An improvised mortar, three kilos of TNT, bomb-making equipment and a pipe bomb were found hidden in a wood in Co Louth.
The weapons haul included a general-purpose machine gun, a shotgun and assorted ammunition. The TNT explosives – a powerful explosive commonly used by the military and in mining – were found in the wooded area near Dunleer.
The finds were the second massive blow to suspected factions of the Real IRA in recent days and followed 10 arrests and separate searches over the weekend.
Garda Commissioner Fachtna Murphy said the discovery was “significant” and added: “This find represents a further step in our determined strategy to target, disrupt and detect the activities of dissident republicans.
“We continue to work closely with our colleagues in the Police Service of Northern Ireland and in the Security Service to thwart the intent of a small group of people who want to inflict violence and pain on communities.”
Justice Minister Dermot Ahern praised the work of detectives, saying: “This was a very significant find at a time when the threat from dissident groups poses dangers for law-abiding people.
“I want to congratulate An Garda Síochána for their detailed work in this area.”
A Garda spokesman said a series of raids were carried out yesterday morning in Co Louth, which straddles the border with Northern Ireland, and its neighbouring county Meath.

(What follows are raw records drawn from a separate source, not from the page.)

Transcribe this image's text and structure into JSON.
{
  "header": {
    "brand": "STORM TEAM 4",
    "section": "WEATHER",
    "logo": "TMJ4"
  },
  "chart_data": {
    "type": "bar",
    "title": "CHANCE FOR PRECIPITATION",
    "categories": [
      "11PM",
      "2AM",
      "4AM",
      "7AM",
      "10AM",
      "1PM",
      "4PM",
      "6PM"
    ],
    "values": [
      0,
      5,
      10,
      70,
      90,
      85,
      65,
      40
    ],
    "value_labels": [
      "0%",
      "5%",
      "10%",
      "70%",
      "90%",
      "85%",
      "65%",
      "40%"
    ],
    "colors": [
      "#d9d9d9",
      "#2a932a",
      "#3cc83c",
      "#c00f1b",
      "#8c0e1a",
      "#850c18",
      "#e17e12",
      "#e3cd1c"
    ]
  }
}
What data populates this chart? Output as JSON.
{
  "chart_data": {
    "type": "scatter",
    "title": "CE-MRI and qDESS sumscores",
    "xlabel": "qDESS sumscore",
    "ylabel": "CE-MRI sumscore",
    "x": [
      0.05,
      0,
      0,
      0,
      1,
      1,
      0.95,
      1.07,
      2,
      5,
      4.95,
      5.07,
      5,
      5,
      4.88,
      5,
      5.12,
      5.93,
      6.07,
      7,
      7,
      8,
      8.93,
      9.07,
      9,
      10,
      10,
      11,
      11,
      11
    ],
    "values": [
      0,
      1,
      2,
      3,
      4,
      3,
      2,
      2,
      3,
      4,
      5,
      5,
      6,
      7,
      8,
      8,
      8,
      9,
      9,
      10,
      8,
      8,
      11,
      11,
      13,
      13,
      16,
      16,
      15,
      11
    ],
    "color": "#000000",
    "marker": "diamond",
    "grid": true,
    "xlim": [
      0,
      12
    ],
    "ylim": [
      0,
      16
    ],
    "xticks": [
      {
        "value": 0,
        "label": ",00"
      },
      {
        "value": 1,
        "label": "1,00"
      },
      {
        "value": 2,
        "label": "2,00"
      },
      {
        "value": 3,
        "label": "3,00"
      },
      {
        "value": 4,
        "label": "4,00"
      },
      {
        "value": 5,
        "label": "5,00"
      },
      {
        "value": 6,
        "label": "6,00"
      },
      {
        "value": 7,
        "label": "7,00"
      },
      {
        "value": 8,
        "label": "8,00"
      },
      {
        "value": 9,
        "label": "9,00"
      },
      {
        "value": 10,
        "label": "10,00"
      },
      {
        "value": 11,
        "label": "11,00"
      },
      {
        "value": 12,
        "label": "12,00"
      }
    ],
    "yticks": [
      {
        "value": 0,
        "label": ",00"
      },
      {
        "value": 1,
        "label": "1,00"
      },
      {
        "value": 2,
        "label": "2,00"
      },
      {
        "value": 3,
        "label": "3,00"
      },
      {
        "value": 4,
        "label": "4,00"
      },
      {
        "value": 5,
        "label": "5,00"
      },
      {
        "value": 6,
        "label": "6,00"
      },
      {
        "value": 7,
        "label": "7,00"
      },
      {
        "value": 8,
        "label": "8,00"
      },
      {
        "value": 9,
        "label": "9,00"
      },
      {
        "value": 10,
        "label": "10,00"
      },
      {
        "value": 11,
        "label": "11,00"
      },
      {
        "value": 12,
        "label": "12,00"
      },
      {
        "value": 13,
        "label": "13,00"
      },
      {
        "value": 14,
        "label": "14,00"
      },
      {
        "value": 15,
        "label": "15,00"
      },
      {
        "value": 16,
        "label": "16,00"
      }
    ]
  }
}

It is the second time this year that material for a suspected mortar bomb attack has been uncovered by authorities.
A device suspected of being made into a mortar was uncovered near Dundalk, Co Louth, in May.
The latest major operation, led by the anti-terror Special Detective Unit, followed 10 arrests and explosive seizures at the weekend in a wave of raids in Louth, Waterford and Wexford.
Bomb detonators and a small quantity of Semtex plastic explosive were seized.
Two men were charged in Dublin’s non-jury Special Criminal Court on Sunday night in connection with the anti-dissident operation.
Nicholas Kendall (aged 20) of Row Street, Wexford, was charged with unlawful possession of a semi-automatic pistol, ammunition and a bomb part.
Peter Butterly (aged 33,) of Cortown in Dunleer, Co Louth, was charged with being a member of the IRA.
The eight others included a 24-year-old woman and men aged from 19 to 71.